Depois de vários dias de conversa, marquei de encontrar um cara (40 e poucos anos), fui no apartamento dele em Córdoba. Na minha casa, falei que tinha uma festa de fim de ano, então não deu problema pra sair.
Ao chegar, o Carlos (nome fictício) me diz: tô com um amigo, mas ele já vai embora. Aí subimos, nós três batemos um papo e o Juan (nome fictício) não ia embora nunca (hahaha).
Num instante começaram a falar de mulher e mostravam as fotos das que tavam falando até que começaram a ficar de pau duro e dava pra ver a roça no short... aí eu falei, chega de ver isso que vocês já tão tudo duro (hahahaha).
E o Juan me diz: "E você, não fica excitada com essas fotos? Ou prefere ver isso?" Ele me perguntou enquanto segurava o volume duro.
Falo pro Carlos, ei que atrevido teu amigo, hehehe
A gente riu um pouco e continuou zoando enquanto tomava umas geladas.
Pouco depois, Carlos me pergunta: não tá com calor? (é que eu tava de jaqueta e jeans).
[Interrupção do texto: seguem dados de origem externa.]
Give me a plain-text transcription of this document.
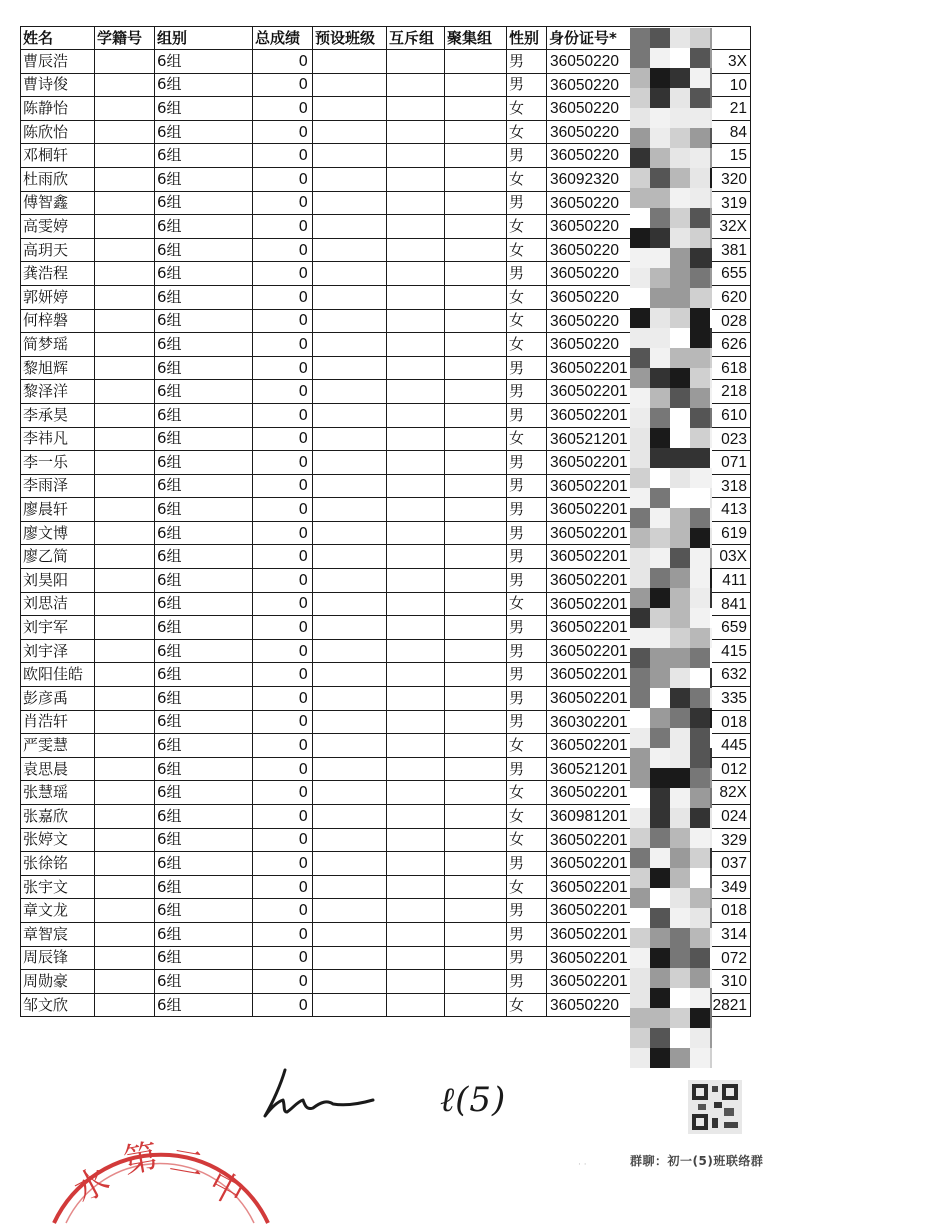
姓名	学籍号	组别	总成绩	预设班级	互斥组	聚集组	性别	身份证号*
曹辰浩		6组	0				男	36050220 3X

曹诗俊		6组	0				男	36050220 10

陈静怡		6组	0				女	36050220 21

陈欣怡		6组	0				女	36050220 84

邓桐轩		6组	0				男	36050220 15

杜雨欣		6组	0				女	36092320 320

傅智鑫		6组	0				男	36050220 319

高雯婷		6组	0				女	36050220 32X

高玥天		6组	0				女	36050220 381

龚浩程		6组	0				男	36050220 655

郭妍婷		6组	0				女	36050220 620

何梓磐		6组	0				女	36050220 028

简梦瑶		6组	0				女	36050220 626

黎旭辉		6组	0				男	360502201 618

黎泽洋		6组	0				男	360502201 218

李承昊		6组	0				男	360502201 610

李祎凡		6组	0				女	360521201 023

李一乐		6组	0				男	360502201 071

李雨泽		6组	0				男	360502201 318

廖晨轩		6组	0				男	360502201 413

廖文博		6组	0				男	360502201 619

廖乙简		6组	0				男	360502201 03X

刘昊阳		6组	0				男	360502201 411

刘思洁		6组	0				女	360502201 841

刘宇军		6组	0				男	360502201 659

刘宇泽		6组	0				男	360502201 415

欧阳佳皓		6组	0				男	360502201 632

彭彦禹		6组	0				男	360502201 335

肖浩轩		6组	0				男	360302201 018

严雯慧		6组	0				女	360502201 445

袁思晨		6组	0				男	360521201 012

张慧瑶		6组	0				女	360502201 82X

张嘉欣		6组	0				女	360981201 024

张婷文		6组	0				女	360502201 329

张徐铭		6组	0				男	360502201 037

张宇文		6组	0				女	360502201 349

章文龙		6组	0				男	360502201 018

章智宸		6组	0				男	360502201 314

周辰锋		6组	0				男	360502201 072

周勋豪		6组	0				男	360502201 310

邹文欣		6组	0				女	36050220 2821
ℓ(5)
水
第 二
中	· ·	群聊：初一(5)班联络群
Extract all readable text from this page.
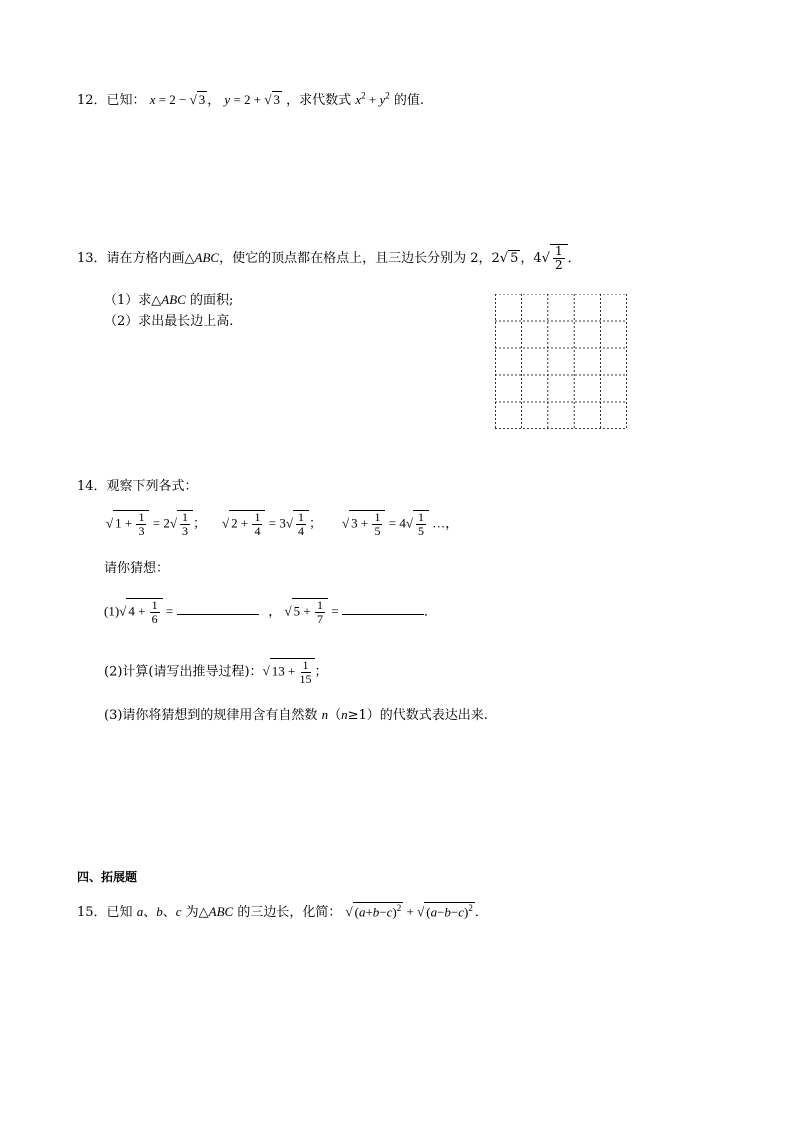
12．已知： x = 2 − √ 3 ， y = 2 + √ 3 ，求代数式 $x^2 + y^2$ 的值.
13．请在方格内画△ABC，使它的顶点都在格点上，且三边长分别为 2，2√ 5 ，$4√ \frac{1}{2}$ ．
（1）求△ABC 的面积;
（2）求出最长边上高.
14．观察下列各式：
√ $1 + \frac{1}{3} = 2√ \frac{1}{3}$ ； √ $2 + \frac{1}{4} = 3√ \frac{1}{4}$ ； √ $3 + \frac{1}{5} = 4√ \frac{1}{5}$ …，
请你猜想：
(1)√ $4 + \frac{1}{6}$ =	， √ $5 + \frac{1}{7}$ =	．
(2)计算(请写出推导过程)：√ $13 + \frac{1}{15}$ ；
(3)请你将猜想到的规律用含有自然数 n（n≥1）的代数式表达出来.
四、拓展题
15．已知 a、b、c 为△ABC 的三边长，化简： √ $(a+b-c)^2$ + √ $(a-b-c)^2$ ．
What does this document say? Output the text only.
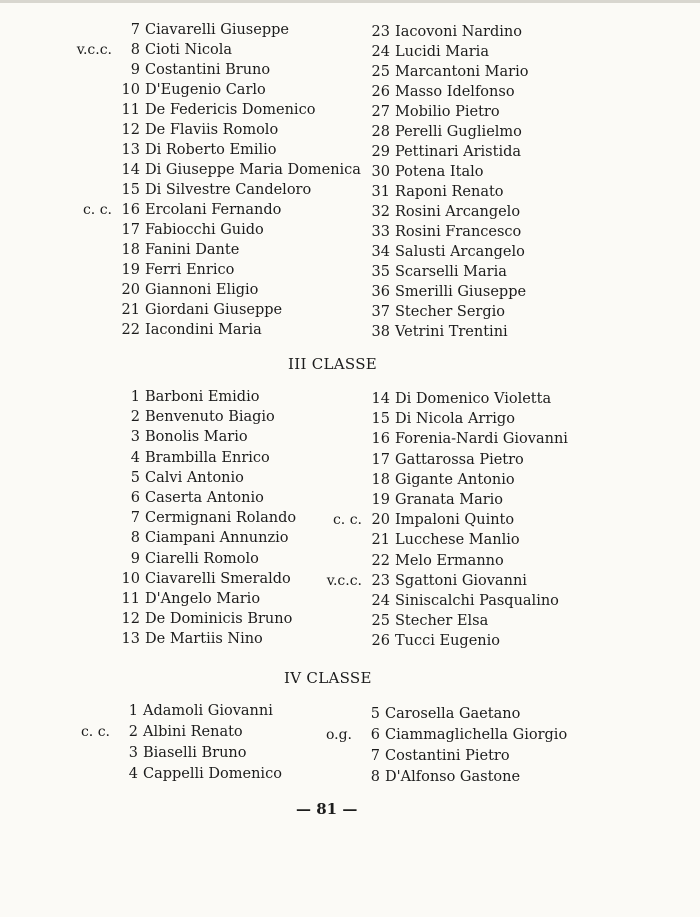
7 Ciavarelli Giuseppe
v.c.c. 8 Cioti Nicola
9 Costantini Bruno
10 D'Eugenio Carlo
11 De Federicis Domenico
12 De Flaviis Romolo
13 Di Roberto Emilio
14 Di Giuseppe Maria Domenica
15 Di Silvestre Candeloro
c. c. 16 Ercolani Fernando
17 Fabiocchi Guido
18 Fanini Dante
19 Ferri Enrico
20 Giannoni Eligio
21 Giordani Giuseppe
22 Iacondini Maria
23 Iacovoni Nardino
24 Lucidi Maria
25 Marcantoni Mario
26 Masso Idelfonso
27 Mobilio Pietro
28 Perelli Guglielmo
29 Pettinari Aristida
30 Potena Italo
31 Raponi Renato
32 Rosini Arcangelo
33 Rosini Francesco
34 Salusti Arcangelo
35 Scarselli Maria
36 Smerilli Giuseppe
37 Stecher Sergio
38 Vetrini Trentini
III CLASSE
1 Barboni Emidio
2 Benvenuto Biagio
3 Bonolis Mario
4 Brambilla Enrico
5 Calvi Antonio
6 Caserta Antonio
7 Cermignani Rolando
8 Ciampani Annunzio
9 Ciarelli Romolo
10 Ciavarelli Smeraldo
11 D'Angelo Mario
12 De Dominicis Bruno
13 De Martiis Nino
14 Di Domenico Violetta
15 Di Nicola Arrigo
16 Forenia-Nardi Giovanni
17 Gattarossa Pietro
18 Gigante Antonio
19 Granata Mario
c. c. 20 Impaloni Quinto
21 Lucchese Manlio
22 Melo Ermanno
v.c.c. 23 Sgattoni Giovanni
24 Siniscalchi Pasqualino
25 Stecher Elsa
26 Tucci Eugenio
IV CLASSE
1 Adamoli Giovanni
c. c. 2 Albini Renato
3 Biaselli Bruno
4 Cappelli Domenico
5 Carosella Gaetano
o.g. 6 Ciammaglichella Giorgio
7 Costantini Pietro
8 D'Alfonso Gastone
— 81 —
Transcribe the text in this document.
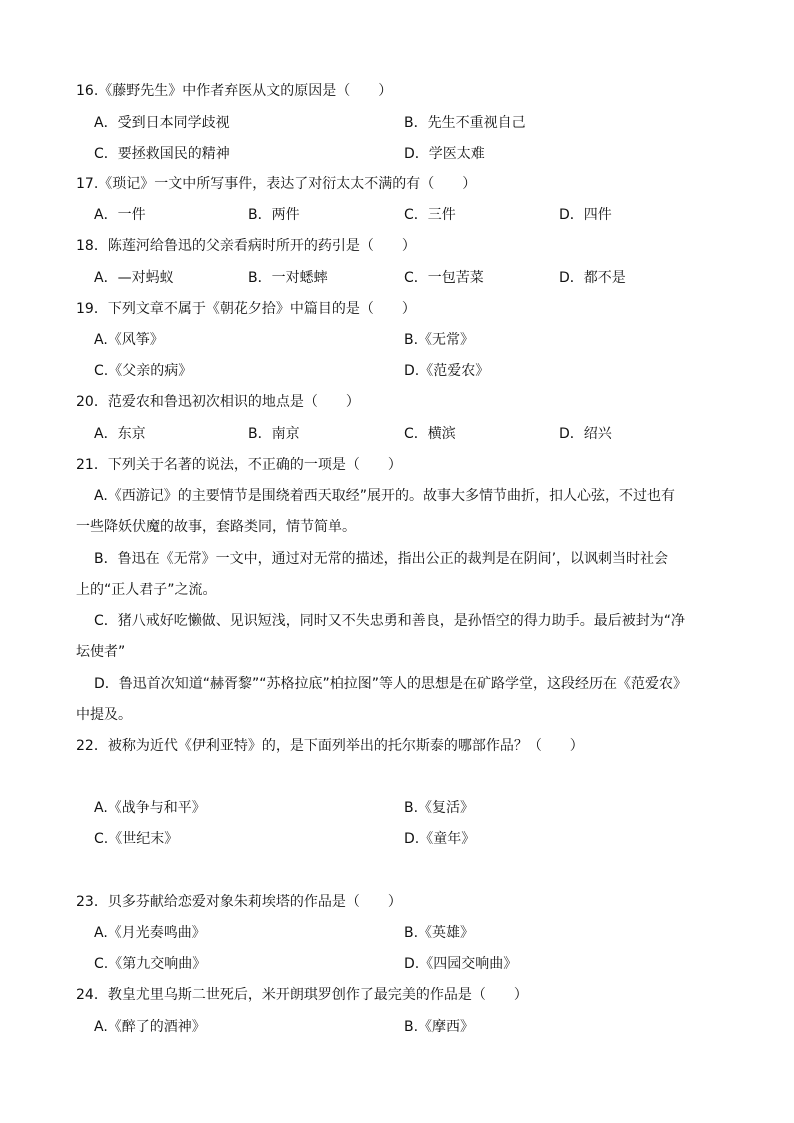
16.《藤野先生》中作者弃医从文的原因是（　　）
A．受到日本同学歧视	B．先生不重视自己
C．要拯救国民的精神	D．学医太难
17.《琐记》一文中所写事件，表达了对衍太太不满的有（　　）
A．一件	B．两件	C．三件	D．四件
18．陈莲河给鲁迅的父亲看病时所开的药引是（　　）
A．—对蚂蚁	B．一对蟋蟀	C．一包苦菜	D．都不是
19．下列文章不属于《朝花夕拾》中篇目的是（　　）
A.《风筝》	B.《无常》
C.《父亲的病》	D.《范爱农》
20．范爱农和鲁迅初次相识的地点是（　　）
A．东京	B．南京	C．横滨	D．绍兴
21．下列关于名著的说法，不正确的一项是（　　）
A.《西游记》的主要情节是围绕着西天取经”展开的。故事大多情节曲折，扣人心弦，不过也有
一些降妖伏魔的故事，套路类同，情节简单。
B．鲁迅在《无常》一文中，通过对无常的描述，指出公正的裁判是在阴间’，以讽刺当时社会
上的“正人君子”之流。
C．猪八戒好吃懒做、见识短浅，同时又不失忠勇和善良，是孙悟空的得力助手。最后被封为“净
坛使者”
D．鲁迅首次知道“赫胥黎”“苏格拉底”柏拉图”等人的思想是在矿路学堂，这段经历在《范爱农》
中提及。
22．被称为近代《伊利亚特》的，是下面列举出的托尔斯泰的哪部作品？（　　）
A.《战争与和平》	B.《复活》
C.《世纪末》	D.《童年》
23．贝多芬献给恋爱对象朱莉埃塔的作品是（　　）
A.《月光奏鸣曲》	B.《英雄》
C.《第九交响曲》	D.《四园交响曲》
24．教皇尤里乌斯二世死后，米开朗琪罗创作了最完美的作品是（　　）
A.《醉了的酒神》	B.《摩西》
Me aproximei e bem devagarinho falei: sim, mas é que eu tô vestindo roupa de mulher por baixo (enquanto ficava toda corada).
Tira a roupa, fica à vontade, estamos entre amigos… me diz Carlos.
Cômoda? — perguntou João.
Ao que Carlos respondeu: escapou, é que ela me contou que tá com roupa de mulher por baixo do casaco.
E aí, mostra logo. Disse João.
ComoAí tirei a jaqueta e o jeans… por baixo tava de sutiã, fio dental, legging bem justinha e uma regatinha feminina.
Juan, o amigo que supostamente já ia embora, não se segurou e me deu um tapão na bunda… ele disse: então eu tava certo que você gostava disso…
E aí ela tirou, e me fez ajoelhar pelos cabelos… só entrava metade da rola dura dela na minha boca.
Enquanto me fazia engasgar, disse pro Carlos: eu, não pedi sua permissão pra enfiar a pica na boca da sua puta.
Não é minha putinha, respondeu Carlos, é a primeira vez que a gente se vê.
Ah, bom, então agora é dos dois, disse João.
Carlos se aproximou e também pegou na minha boca… o pau dele entrava inteiro, mas era super grosso, eu tinha que abrir a boca o máximo que dava.
Depois de um bom tempo chupando aquelas duas pirocas lindas, me colocaram em cima da mesa… O João, sentado na cadeira dele, rasgou minha legging, puxou minha fio dental e chupou minha bunda como ninguém (praticamente me comeu com a língua) enquanto me dava tapas bem fortes (lembro e ainda dói a bunda). Do outro lado da mesa, o Carlos me entupia com a piroca grossa dele, me puxava pelos cabelos e enfiava tudo… enquanto o João segurava minhas mãos. Eu tava entregue, não conseguia escapar daquela surra de buceta.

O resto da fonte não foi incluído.